When addressing complex issues related to global sustainable development, he combined the fields of global economics, public health, equity and sustainability to pioneer a multidisciplinary approach to solving these problems, transforming sustainable development into an integrated field of study and practice, according to the foundation.

"His scholarship, advice to world leaders, educational innovation, and efforts in the global advocacy and realization of sustainable development have proven him to be a true leader of great vision, of profound influence, and imbued with deep humanistic concern," the foundation said.

In a recorded video, Sachs said he is thrilled to be a Tang Prize laurate and is inspired by the talent and leadership of other Tang Prize recipients.

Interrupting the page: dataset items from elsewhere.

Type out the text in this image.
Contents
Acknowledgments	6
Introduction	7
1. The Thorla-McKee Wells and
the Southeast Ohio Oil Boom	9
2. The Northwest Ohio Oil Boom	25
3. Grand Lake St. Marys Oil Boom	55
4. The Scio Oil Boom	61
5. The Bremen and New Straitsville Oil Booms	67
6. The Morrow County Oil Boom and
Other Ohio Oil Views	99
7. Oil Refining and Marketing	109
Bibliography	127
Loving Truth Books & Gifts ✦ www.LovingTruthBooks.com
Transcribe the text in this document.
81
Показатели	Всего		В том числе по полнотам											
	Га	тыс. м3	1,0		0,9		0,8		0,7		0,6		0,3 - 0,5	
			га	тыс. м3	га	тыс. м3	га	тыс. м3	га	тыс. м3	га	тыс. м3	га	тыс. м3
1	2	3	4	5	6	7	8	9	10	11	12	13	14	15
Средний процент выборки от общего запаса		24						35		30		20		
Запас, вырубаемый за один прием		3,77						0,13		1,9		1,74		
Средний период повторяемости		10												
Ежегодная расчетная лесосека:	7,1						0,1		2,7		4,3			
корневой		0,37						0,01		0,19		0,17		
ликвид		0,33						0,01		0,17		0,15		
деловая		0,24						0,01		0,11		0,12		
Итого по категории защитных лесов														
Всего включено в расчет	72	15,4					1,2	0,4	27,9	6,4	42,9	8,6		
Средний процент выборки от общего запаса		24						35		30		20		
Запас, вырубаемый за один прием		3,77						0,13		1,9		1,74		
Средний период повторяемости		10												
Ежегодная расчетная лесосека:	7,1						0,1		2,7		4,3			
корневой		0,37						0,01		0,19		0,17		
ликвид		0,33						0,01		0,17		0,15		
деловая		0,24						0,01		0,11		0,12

"When I look at the contributions of the fellow recipients over the years, it of course makes me humble about whatever I can do and it also helps me to explain to the world how much we can learn, know, and help to improve the world through knowledge," Sachs said.

Sachs' large body of published work includes New York Times bestsellers, "The End of Poverty" (2005), "Common Wealth: Economics for a Crowded Planet" (2008), and "The Price of Civilization" (2011).

He was the co-recipient of the 2015 Blue Planet Prize, the leading global award for environmental leadership.

In 2021, Sachs was awarded the TÜBA Academy Prize by the Turkish Academy of Sciences, the Legion of Honor by France, and the Order of the Cross by Estonia.

He holds 38 honorary doctorates, including those that were awarded by Macau University of Science and Technology, University of Siena in Italy, and Amrita University in Kerala, India.

The Tang Prize is a biennial award established in 2012 by Taiwanese entrepreneur Samuel Yin (尹衍樑), chairman of the Ruentex Group, to honor people who have made prominent contributions in four categories -- sustainable development, biopharmaceutical science, sinology, and rule of law.

The winners in each category share a cash award of NT$40 million (US$1.34 million) and NT$10 million in research funding.

Former Norwegian Prime Minister Gro Harlem Brundtland was the winner of the first Tang Prize in Sustainable Development in 2014, and American physicist and former commissioner of the California Energy Commission, Arthur H. Rosenfeld won the second one in 2016.

James Hansen, director of the Program on Climate Science, Awareness and Solutions of Columbia University's Earth Institute, shared the 2018 award with Veerabhadran Ramanathan, director of the Center for Clouds, Chemistry and Climate at the Scripps Institute of Oceanography at the University of California San Diego.

World renowned British primatologist, ethologist and anthropologist Jane Goodall was the winner of the Tang Prize in Sustainable Development in 2020.